According to Einstein’s general theory of relativity, any one foolish enough to fall into a black hole will be lost forever. They will not be able to come out of the black hole again. Instead, history, as far as they are concerned will come to a sticky end at a singularity.

However, general relativity is a classical theory, that is, it does not consider the uncertainty principle of quantum mechanics. 

The fourth lecture describes how quantum mechanics allows energy to leak out of black holes. Black holes are not as black as they are painted. 

The fifth lecture shall apply quantum mechanical ideas to the big bang and the origin of the universe. This leads to the idea that space-time may be finite in extent but without boundary or edge. It would be like the surface of the earth but with two more dimensions. 

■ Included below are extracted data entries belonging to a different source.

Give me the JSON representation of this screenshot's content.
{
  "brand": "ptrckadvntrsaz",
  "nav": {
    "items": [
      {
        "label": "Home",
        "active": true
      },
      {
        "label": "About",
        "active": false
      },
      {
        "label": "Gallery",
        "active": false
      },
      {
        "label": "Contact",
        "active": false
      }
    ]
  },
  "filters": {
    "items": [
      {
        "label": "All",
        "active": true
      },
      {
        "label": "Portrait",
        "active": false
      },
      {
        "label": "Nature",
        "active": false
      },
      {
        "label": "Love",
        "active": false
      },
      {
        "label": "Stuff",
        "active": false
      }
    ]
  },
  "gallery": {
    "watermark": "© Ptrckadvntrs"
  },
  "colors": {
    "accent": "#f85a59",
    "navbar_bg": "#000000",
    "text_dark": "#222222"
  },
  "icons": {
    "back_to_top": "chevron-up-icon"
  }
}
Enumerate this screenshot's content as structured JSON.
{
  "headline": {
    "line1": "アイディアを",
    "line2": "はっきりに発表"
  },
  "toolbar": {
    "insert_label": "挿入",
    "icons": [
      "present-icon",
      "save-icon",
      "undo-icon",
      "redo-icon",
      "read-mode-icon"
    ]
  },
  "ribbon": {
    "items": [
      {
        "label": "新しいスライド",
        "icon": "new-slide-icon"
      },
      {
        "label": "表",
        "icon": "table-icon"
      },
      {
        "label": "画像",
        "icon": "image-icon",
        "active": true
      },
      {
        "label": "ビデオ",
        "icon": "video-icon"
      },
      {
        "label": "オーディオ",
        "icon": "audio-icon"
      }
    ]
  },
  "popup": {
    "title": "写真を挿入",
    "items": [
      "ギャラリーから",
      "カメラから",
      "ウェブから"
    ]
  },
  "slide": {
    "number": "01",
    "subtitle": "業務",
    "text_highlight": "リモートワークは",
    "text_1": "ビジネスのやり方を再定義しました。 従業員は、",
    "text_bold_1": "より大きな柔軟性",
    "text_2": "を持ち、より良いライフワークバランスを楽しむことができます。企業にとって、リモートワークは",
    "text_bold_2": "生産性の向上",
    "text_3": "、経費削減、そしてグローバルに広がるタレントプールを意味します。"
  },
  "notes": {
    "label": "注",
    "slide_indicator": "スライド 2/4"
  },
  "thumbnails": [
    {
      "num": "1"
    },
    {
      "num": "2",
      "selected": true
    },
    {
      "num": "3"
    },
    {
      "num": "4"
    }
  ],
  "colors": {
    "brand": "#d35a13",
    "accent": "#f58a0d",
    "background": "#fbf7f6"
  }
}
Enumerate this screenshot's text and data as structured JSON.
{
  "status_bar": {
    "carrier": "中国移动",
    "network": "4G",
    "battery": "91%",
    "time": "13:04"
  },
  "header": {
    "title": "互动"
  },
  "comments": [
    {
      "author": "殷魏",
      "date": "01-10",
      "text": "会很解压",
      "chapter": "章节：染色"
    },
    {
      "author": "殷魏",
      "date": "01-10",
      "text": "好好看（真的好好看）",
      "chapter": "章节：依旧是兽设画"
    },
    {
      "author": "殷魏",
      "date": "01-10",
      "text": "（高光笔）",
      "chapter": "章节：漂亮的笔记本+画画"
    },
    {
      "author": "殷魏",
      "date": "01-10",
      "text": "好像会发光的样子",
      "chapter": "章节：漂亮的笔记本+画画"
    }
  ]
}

The sixth lecture shows how this boundary proposal could explain why the past is so different from the future, even though the laws of physics are time symmetric. 

Finally, in the seventh lecture Stephen W. Hawking describes how we are trying to find a unified theory that will include quantum mechanics, gravity, and all other theories into a single theory to describe the universe.

Excerpts from the book:

“We now know that our galaxy is only one of some hundred thousand million that can be seen using modern telescopes, each galaxy itself containing some hundred thousand million stars. We live in a galaxy that is about one hundred thousand light-years across and is slowly rotating: the stars in its spiral arms orbit around its center about once every hundred million years. Our sun is just an ordinary, average-sized, yellow star, near the outer edge of one of the spiral arms.” 

“The matter in the universe is made out of positive energy. However, the matter is all attracting itself by gravity. Two pieces of matter that are close to each other have less energy than the same two pieces a long way apart. This is because you have to expend energy to separate them. You have to pull against the gravitational force attracting them together. Thus, in a sense, the gravitational field has negative energy. In the case of the whole universe, one can show that this negative gravitational energy exactly cancels the positive energy of the matter. So the total energy of the universe is zero.” 

“As often happens in science, discoveries are made in the pursuit of an elusive (and sometimes nonexistent) goal.”